Iraqi Islamic scholar and poet (1802–1854)

Abū al-Thanā’ Shihāb ad-Dīn Sayyid Maḥmūd ibn ‘Abd Allāh al-Ḥusaynī al-Ālūsī al-Baghdādī (أبو الثناء شهاب الدين سيد محمود بن عبد الله بن محمود الحسيني الآلوسي البغدادي‎; 10 December 1802 - 29 July 1854 CE) was an Iraqi Islamic scholar best known for writing Ruh al-Ma'ani, an exegesis (tafsir) of the Qur'an.

==Biography==
He was born in Baghdad on the day of Jumu`ah, 14 Sha`ban 1217 AH (Friday, 10 December 1802).

He was a prominent Baghdad scholar in the Ottoman Empire. Because some of his phrases resembled that of the Ahl al-Hadith and Salafis such Ibn Taymiyyah and Muhammad ibn Abdul Wahhab, he was accused of supporting Wahhabism. This led to his dismissal in 1847. He sent his tafsir to the authorities in Istanbul as proof for his loyalty to the established Islamic tradition and the Ottoman Empire. ʿĀrif Hikmet Bey was impressed by al-Alusi's deep knowledge and advised him to consult Reşid Mehmed Pasha for his concern. Reşid Mehmed Pasha eventually assigned him as a member of the madrasa of the Mirjan Mosque and the position of a mufti.

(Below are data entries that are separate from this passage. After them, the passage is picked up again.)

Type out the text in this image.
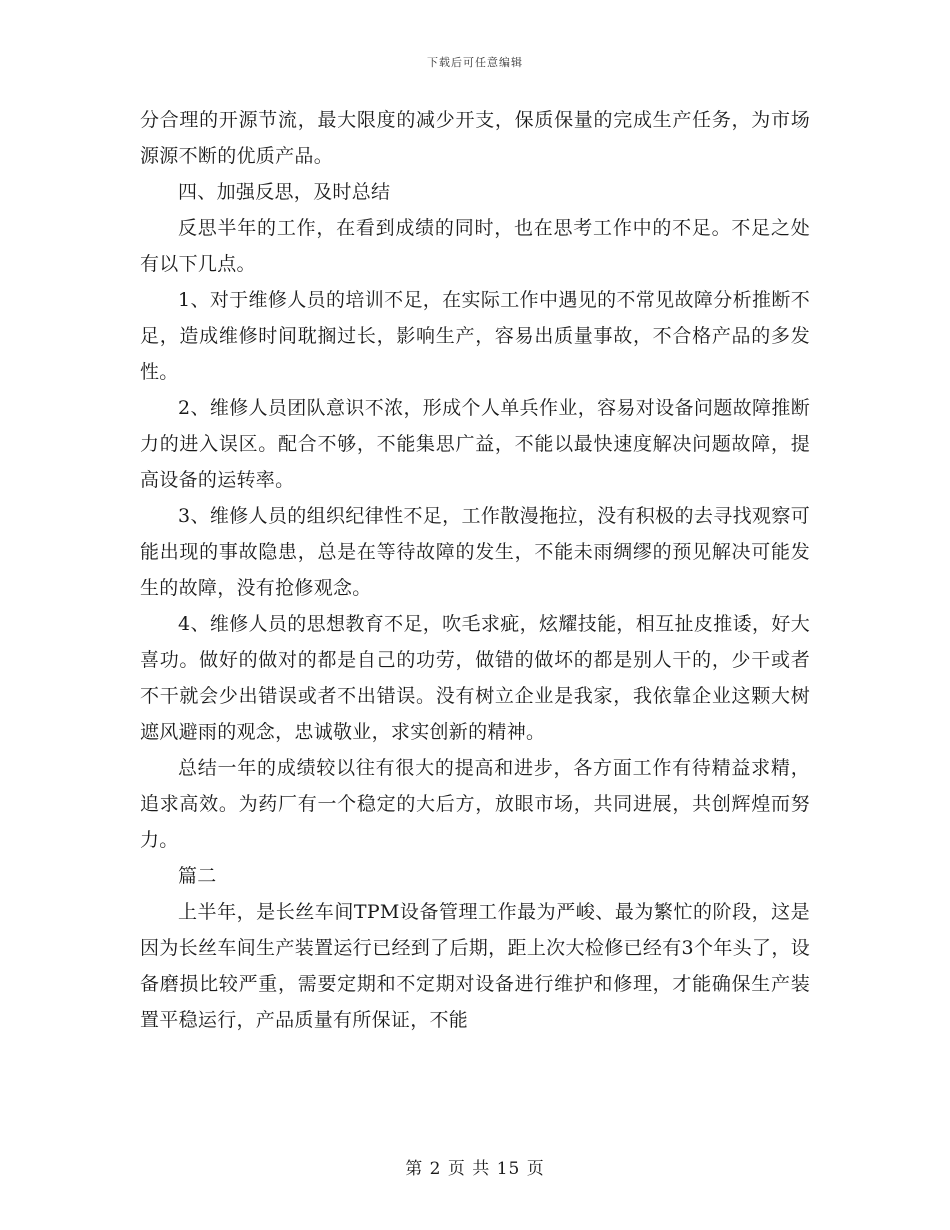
下载后可任意编辑

分合理的开源节流，最大限度的减少开支，保质保量的完成生产任务，为市场源源不断的优质产品。

四、加强反思，及时总结

反思半年的工作，在看到成绩的同时，也在思考工作中的不足。不足之处有以下几点。

1、对于维修人员的培训不足，在实际工作中遇见的不常见故障分析推断不足，造成维修时间耽搁过长，影响生产，容易出质量事故，不合格产品的多发性。

2、维修人员团队意识不浓，形成个人单兵作业，容易对设备问题故障推断力的进入误区。配合不够，不能集思广益，不能以最快速度解决问题故障，提高设备的运转率。

3、维修人员的组织纪律性不足，工作散漫拖拉，没有积极的去寻找观察可能出现的事故隐患，总是在等待故障的发生，不能未雨绸缪的预见解决可能发生的故障，没有抢修观念。

4、维修人员的思想教育不足，吹毛求疵，炫耀技能，相互扯皮推诿，好大喜功。做好的做对的都是自己的功劳，做错的做坏的都是别人干的，少干或者不干就会少出错误或者不出错误。没有树立企业是我家，我依靠企业这颗大树遮风避雨的观念，忠诚敬业，求实创新的精神。

总结一年的成绩较以往有很大的提高和进步，各方面工作有待精益求精，追求高效。为药厂有一个稳定的大后方，放眼市场，共同进展，共创辉煌而努力。

篇二

上半年，是长丝车间TPM设备管理工作最为严峻、最为繁忙的阶段，这是因为长丝车间生产装置运行已经到了后期，距上次大检修已经有3个年头了，设备磨损比较严重，需要定期和不定期对设备进行维护和修理，才能确保生产装置平稳运行，产品质量有所保证，不能

第 2 页 共 15 页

He died on 5 Dhul-Q'dah, 1270 AH (29 July 1854)

==Works==
An exhaustive list of all his works far too long and thus difficult to compile. Indexes in the British Library and the below are a few examples:

- Rūḥ al-Ma‘ānī fī Tafsīr al-Qur’ān al-‘Aẓīm wa-al-Sab‘ al-Mathānī (روح المعاني في تفسير القرآن العظيم والسبع المثاني)
- Nashwat al-Shamūl fī al-Safar ilā Islāmbūl (نشوة الشمول في السفر إلى إسلامبول)
- Nashwat al-Mudām fī al-‘Awd ilá Madīnat al-Salām (نشوة المدام في العود إلي مدينة السلام)
- al-Ajwibah al-‘Irāqīyah ‘alá al-As’ilah al-Lāhūrīyah (الأجوبة العراقية على الأسئلة اللاهورية)
- al-Ajwibah al-‘Irāqīyah ‘an al-As’ilah al-Īrānīyah (الأجوبة العراقية عن الأسئلة الإيرانية)
- Ghra'b al-'Ightirab (غرائب الإغتراب)
- Daqaiq al-Tafsir (دقائق التفسير)
- Sharh Sullam al-Mantiq (شرح سلم المنطق)
- al-Tiraz al-Mudh-hab Fi Sharh Qasydat al-Baz al-Ash-hab (الطراز المذهب في شرح قصيدة الباز الأشهب)
- al-Maqamat al-Alousiya (المقامات الآلوسية)

==Legacy==
Mahmud al-Alusi had five sons who were also scholars: Sayyid Abdullah Bahauddin al-Alusi, Sayyid Sa'ad Abdulbaqi al-Alusi, Nu'man al-Alusi, Sayyid Mohammad Hamid al-Afandi and Sayyid Ahmed Shakir al-Afandi. His tafsir was published for the first time in 1883. Through his son Sayyid Abdullah Bahauddin al-Alusi, Mahmud had a grandson, Mahmud Shukri al-Alusi, who was a leading scholar of Baghdad and a religious reformist.